An asset class is a grouping of comparable financial investments.
One can break these instruments into real assets and financial assets. Often, assets within the same asset class are subject to the same laws and regulations. (but not always due to different regulations.)
Real assets are physical assets that have an intrinsic worth due to their substance and properties. Real assets include precious metals, commodities, real estate, land, equipment, and natural resources.
They are generally for investors who are particularly concerned about inflation, currency prices or other macroeconomic factors.
They can be used in hedging a portfolio against risks and loss.
Financial assets are cash, stocks, bonds, mutual funds, disruptive technologies and bank deposits. Unlike real assets they do not necessarily have inherent physical worth or even a physical form. They rather reflect factors of supply and demand in their marketplace, as well as the degree of risk they carry.
Financial assets state their value on a piece of paper such as a dollar bill or a listing. They derive their value from a contractual claim on an underlying asset.

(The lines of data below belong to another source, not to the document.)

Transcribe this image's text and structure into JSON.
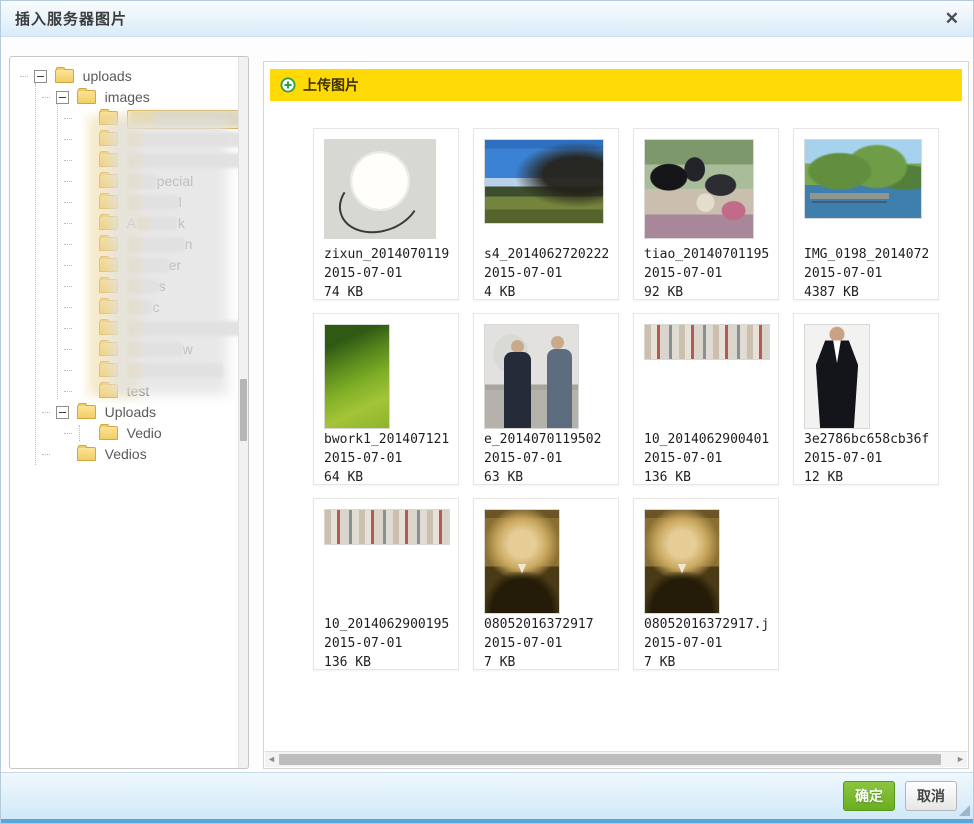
{
  "dialog": {
    "title": "插入服务器图片",
    "close_glyph": "✕"
  },
  "upload_bar": {
    "label": "上传图片",
    "icon": "plus-circle-icon",
    "bg_color": "#ffd905"
  },
  "tree": {
    "nodes": [
      {
        "level": 0,
        "label": "uploads",
        "expander": "minus"
      },
      {
        "level": 1,
        "label": "images",
        "expander": "minus"
      },
      {
        "level": 2,
        "redacted": true,
        "selected": true,
        "blur": 112
      },
      {
        "level": 2,
        "redacted": true,
        "blur": 146
      },
      {
        "level": 2,
        "redacted": true,
        "blur": 136
      },
      {
        "level": 2,
        "redacted": true,
        "blur": 30,
        "post": "pecial"
      },
      {
        "level": 2,
        "redacted": true,
        "blur": 52,
        "post": "l"
      },
      {
        "level": 2,
        "redacted": true,
        "pre": "A",
        "blur": 42,
        "post": "k"
      },
      {
        "level": 2,
        "redacted": true,
        "blur": 58,
        "post": "n"
      },
      {
        "level": 2,
        "redacted": true,
        "blur": 42,
        "post": "er"
      },
      {
        "level": 2,
        "redacted": true,
        "blur": 32,
        "post": "s"
      },
      {
        "level": 2,
        "redacted": true,
        "blur": 26,
        "post": "c"
      },
      {
        "level": 2,
        "redacted": true,
        "blur": 116
      },
      {
        "level": 2,
        "redacted": true,
        "blur": 56,
        "post": "w"
      },
      {
        "level": 2,
        "redacted": true,
        "blur": 96
      },
      {
        "level": 2,
        "label": "test"
      },
      {
        "level": 1,
        "label": "Uploads",
        "expander": "minus"
      },
      {
        "level": 2,
        "label": "Vedio"
      },
      {
        "level": 1,
        "label": "Vedios"
      }
    ]
  },
  "files": [
    {
      "name": "zixun_2014070119",
      "date": "2015-07-01",
      "size": "74 KB",
      "thumb": "lamp"
    },
    {
      "name": "s4_2014062720222",
      "date": "2015-07-01",
      "size": "4 KB",
      "thumb": "landscape"
    },
    {
      "name": "tiao_20140701195",
      "date": "2015-07-01",
      "size": "92 KB",
      "thumb": "crowd"
    },
    {
      "name": "IMG_0198_2014072",
      "date": "2015-07-01",
      "size": "4387 KB",
      "thumb": "mountains"
    },
    {
      "name": "bwork1_201407121",
      "date": "2015-07-01",
      "size": "64 KB",
      "thumb": "ricefield"
    },
    {
      "name": "e_2014070119502",
      "date": "2015-07-01",
      "size": "63 KB",
      "thumb": "twomen"
    },
    {
      "name": "10_2014062900401",
      "date": "2015-07-01",
      "size": "136 KB",
      "thumb": "products"
    },
    {
      "name": "3e2786bc658cb36f",
      "date": "2015-07-01",
      "size": "12 KB",
      "thumb": "tuxedo"
    },
    {
      "name": "10_2014062900195",
      "date": "2015-07-01",
      "size": "136 KB",
      "thumb": "products"
    },
    {
      "name": "08052016372917",
      "date": "2015-07-01",
      "size": "7 KB",
      "thumb": "portrait"
    },
    {
      "name": "08052016372917.j",
      "date": "2015-07-01",
      "size": "7 KB",
      "thumb": "portrait"
    }
  ],
  "footer": {
    "ok_label": "确定",
    "cancel_label": "取消",
    "ok_color": "#6aae21"
  },
  "icons": {
    "left_arrow": "◄",
    "right_arrow": "►"
  }
}
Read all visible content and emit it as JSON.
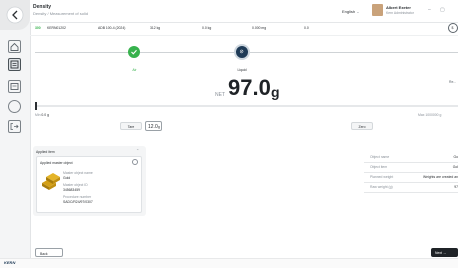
{
  "header": {
    "title": "Density",
    "breadcrumb": [
      "Density",
      "Measurement of solid"
    ],
    "language": "English",
    "user_name": "Albert Exeter",
    "user_role": "Kern Administrator"
  },
  "info": {
    "id": "KERN01202",
    "model": "ADB 100-4 (2024)",
    "cap_label": "Max",
    "cap": "312 kg",
    "min_label": "Min",
    "min": "0.0 kg",
    "d": "0.000 mg",
    "e": "0.0"
  },
  "stepper": {
    "step1_label": "Air",
    "step2_label": "Liquid"
  },
  "weight": {
    "net_label": "NET",
    "value": "97.0",
    "unit": "g",
    "min_label": "Min",
    "min": "0.0 g",
    "max_label": "Max",
    "max": "1000000 g",
    "right_note": "Re..."
  },
  "controls": {
    "tare_label": "Tare",
    "tare_value": "12.0",
    "tare_unit": "g",
    "zero_label": "Zero"
  },
  "applied": {
    "title": "Applied item",
    "card_title": "Applied master object",
    "field1_label": "Master object name",
    "field1_value": "Gold",
    "field2_label": "Master object ID",
    "field2_value": "345683459",
    "field3_label": "Procedure number",
    "field3_value": "SADC/R24/97/0307"
  },
  "right_panel": {
    "rows": [
      {
        "label": "Object name",
        "value": "Go"
      },
      {
        "label": "Object item",
        "value": "Gol"
      },
      {
        "label": "Planned weight",
        "value": "Weights are created an"
      },
      {
        "label": "Raw weight (g)",
        "value": "97"
      }
    ]
  },
  "footer": {
    "brand": "KERN",
    "back_label": "Back",
    "next_label": "Next →"
  },
  "colors": {
    "accent_green": "#37b24d",
    "step_dark": "#1f3b57",
    "text": "#2b2f33"
  }
}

Don’t put all of your eggs in one basket:
Diversification is probably one of the oldest and most important concepts in the world of investing.
Because some investments rise in value while others decline, the basic reason diversification is important is that it tends to dramatically lower the overall risk in an investor’s portfolio. An investor invests in different assets and asset classes without running the risk of getting completely wiped out when one of those goes south.
Asset classes reflect different risk and return investment characteristics and perform differently in any given market environment.
Investors are always interested in maximizing their ROI and often do so by reducing portfolio risk through asset class diversification.
Diversification is a technique to help reduce risk. By having elements of different investment classes in one´s portfolio the smart investor can protect the portfolio from losing the value if it only contained one failing asset category.
So the two steps to diversification are
- to spread the money among different asset categories,
- and further allocate those funds within each category.